ST. PAUL, Minn. - The road to get something changed at the State Capitol can be a long one as some Concordia University students are finding out first hand.
The road can be especially long and winding when it's change that directly impacts legislators.
Lawmakers are given a card when they are voted into office. Every legislator is a card carrying member and on the back of the card it reads.
"Privileged from Arrest: The members of each house in all cases except treason, felony and breach of the peace shall be privileged from arrest during the session."
In other words, when lawmakers are in session, they're above the law.
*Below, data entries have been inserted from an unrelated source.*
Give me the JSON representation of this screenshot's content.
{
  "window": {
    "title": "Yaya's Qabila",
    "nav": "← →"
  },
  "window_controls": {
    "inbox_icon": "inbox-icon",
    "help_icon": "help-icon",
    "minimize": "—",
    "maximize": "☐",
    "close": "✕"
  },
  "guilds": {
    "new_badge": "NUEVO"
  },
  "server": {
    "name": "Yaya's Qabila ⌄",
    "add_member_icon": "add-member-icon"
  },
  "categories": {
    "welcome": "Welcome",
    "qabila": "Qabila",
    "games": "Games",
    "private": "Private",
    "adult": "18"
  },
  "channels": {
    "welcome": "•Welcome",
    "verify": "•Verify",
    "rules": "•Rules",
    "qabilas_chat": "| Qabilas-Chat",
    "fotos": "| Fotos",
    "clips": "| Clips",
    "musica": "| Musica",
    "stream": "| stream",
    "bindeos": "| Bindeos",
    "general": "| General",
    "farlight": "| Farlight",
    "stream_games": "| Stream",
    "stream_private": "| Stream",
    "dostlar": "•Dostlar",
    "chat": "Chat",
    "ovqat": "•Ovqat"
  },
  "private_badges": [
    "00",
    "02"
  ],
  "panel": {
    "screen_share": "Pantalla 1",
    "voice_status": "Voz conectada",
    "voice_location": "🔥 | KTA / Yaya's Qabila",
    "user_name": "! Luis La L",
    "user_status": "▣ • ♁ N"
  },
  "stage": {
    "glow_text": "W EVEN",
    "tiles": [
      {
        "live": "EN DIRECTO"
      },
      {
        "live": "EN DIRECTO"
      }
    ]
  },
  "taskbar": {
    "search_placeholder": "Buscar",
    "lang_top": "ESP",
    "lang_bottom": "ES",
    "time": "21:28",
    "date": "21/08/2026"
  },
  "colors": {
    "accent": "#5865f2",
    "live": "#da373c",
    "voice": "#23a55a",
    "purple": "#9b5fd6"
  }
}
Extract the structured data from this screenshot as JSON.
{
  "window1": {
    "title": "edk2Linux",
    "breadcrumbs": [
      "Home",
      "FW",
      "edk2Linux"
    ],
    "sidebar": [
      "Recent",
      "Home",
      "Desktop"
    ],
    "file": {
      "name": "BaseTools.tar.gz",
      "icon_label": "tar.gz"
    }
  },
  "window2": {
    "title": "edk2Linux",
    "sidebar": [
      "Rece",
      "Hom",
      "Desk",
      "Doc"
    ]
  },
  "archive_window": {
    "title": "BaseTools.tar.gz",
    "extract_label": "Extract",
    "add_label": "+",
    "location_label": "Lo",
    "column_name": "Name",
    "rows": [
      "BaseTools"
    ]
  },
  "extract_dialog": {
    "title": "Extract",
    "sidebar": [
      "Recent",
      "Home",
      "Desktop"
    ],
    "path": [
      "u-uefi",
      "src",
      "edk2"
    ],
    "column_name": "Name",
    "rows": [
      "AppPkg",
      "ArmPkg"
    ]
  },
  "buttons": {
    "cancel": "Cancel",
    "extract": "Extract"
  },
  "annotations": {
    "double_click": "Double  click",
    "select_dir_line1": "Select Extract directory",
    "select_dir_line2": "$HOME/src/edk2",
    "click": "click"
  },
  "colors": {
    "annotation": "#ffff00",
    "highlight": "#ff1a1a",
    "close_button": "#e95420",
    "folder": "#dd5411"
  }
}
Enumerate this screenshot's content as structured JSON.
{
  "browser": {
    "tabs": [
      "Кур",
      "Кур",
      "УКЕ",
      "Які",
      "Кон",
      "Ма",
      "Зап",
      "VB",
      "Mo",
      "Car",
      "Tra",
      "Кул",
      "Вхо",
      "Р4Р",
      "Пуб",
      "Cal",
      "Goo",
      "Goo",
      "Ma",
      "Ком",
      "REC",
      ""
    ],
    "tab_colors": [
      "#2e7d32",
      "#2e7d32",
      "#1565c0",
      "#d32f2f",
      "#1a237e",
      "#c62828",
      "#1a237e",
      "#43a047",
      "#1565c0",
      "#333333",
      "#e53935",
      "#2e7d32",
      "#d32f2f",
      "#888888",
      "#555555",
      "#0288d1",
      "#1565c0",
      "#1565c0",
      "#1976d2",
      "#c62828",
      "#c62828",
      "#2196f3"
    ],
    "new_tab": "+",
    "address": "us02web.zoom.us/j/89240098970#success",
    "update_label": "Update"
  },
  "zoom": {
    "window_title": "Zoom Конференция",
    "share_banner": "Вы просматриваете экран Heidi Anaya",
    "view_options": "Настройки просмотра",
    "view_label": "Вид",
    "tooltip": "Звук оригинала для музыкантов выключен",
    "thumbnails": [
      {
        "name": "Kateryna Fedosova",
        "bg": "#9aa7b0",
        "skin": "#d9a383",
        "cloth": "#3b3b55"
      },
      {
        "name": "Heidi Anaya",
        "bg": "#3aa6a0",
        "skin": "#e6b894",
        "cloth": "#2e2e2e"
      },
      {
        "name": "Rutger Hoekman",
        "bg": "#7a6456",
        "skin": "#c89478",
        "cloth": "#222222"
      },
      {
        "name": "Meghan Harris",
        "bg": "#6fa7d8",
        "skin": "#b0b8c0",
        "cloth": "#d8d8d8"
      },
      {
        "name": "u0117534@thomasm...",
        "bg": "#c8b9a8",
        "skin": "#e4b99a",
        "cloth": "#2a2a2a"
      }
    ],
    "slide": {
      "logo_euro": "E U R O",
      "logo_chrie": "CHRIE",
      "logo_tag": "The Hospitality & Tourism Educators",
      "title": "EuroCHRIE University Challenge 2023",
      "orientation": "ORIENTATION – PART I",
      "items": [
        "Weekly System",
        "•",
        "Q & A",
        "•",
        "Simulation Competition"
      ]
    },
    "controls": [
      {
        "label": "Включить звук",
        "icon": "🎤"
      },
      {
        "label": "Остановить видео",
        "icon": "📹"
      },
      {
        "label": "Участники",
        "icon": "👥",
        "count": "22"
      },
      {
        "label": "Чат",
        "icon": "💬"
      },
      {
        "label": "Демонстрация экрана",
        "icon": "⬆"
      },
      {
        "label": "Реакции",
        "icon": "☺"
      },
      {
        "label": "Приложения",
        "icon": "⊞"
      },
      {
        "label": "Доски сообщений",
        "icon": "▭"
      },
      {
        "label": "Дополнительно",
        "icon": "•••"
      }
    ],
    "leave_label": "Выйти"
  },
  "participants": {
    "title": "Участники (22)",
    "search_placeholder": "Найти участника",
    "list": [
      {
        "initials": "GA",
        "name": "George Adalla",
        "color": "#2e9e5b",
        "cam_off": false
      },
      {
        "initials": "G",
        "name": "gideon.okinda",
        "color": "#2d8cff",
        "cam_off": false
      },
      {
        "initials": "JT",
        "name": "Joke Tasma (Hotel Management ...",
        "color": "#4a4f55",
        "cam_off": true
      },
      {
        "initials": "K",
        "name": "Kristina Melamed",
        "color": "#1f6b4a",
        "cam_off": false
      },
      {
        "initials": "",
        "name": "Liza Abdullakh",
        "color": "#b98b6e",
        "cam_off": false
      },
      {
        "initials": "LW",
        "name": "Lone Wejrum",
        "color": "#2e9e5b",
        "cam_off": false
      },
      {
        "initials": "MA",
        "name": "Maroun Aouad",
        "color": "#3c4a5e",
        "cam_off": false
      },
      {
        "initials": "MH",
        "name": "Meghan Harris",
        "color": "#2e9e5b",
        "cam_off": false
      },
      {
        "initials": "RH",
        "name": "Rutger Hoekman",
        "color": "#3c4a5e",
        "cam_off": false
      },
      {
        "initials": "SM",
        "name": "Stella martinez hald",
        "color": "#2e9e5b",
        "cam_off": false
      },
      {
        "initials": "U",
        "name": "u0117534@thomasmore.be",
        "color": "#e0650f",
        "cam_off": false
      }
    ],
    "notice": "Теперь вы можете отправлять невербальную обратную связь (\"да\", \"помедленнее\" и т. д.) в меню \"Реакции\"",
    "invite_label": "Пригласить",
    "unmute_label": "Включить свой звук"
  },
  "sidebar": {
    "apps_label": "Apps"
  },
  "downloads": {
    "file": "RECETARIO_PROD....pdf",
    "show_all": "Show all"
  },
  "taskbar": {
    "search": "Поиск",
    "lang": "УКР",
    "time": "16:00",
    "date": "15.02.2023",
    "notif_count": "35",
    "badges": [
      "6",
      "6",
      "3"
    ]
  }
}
At least, that's how the students see it.
"We're not trying to change the constitution, we're just trying to add impaired driving so they can be prosecuted," explained Hope Baker, student Concordia University
The students are taking House Bill 2281 to every representative they can and said initially it received a lot of support.
When they talk to lawmakers, they're sure to tell them that their peers are using them as a "get out of jail free" card.
"It's been used, there's no question it hasn't been used, but it's just finding a paper trail," said Baker. "We've talked to police departments for the cities that we have been told something happened and all they say to us, same thing every person, 'We can't tell you it hasn't been used.'"
The students say they don't want legislators to get rid of the cards, they're OK that they have them, they just want to add two words, "driving impaired" to the "breach of peace" portion of the card.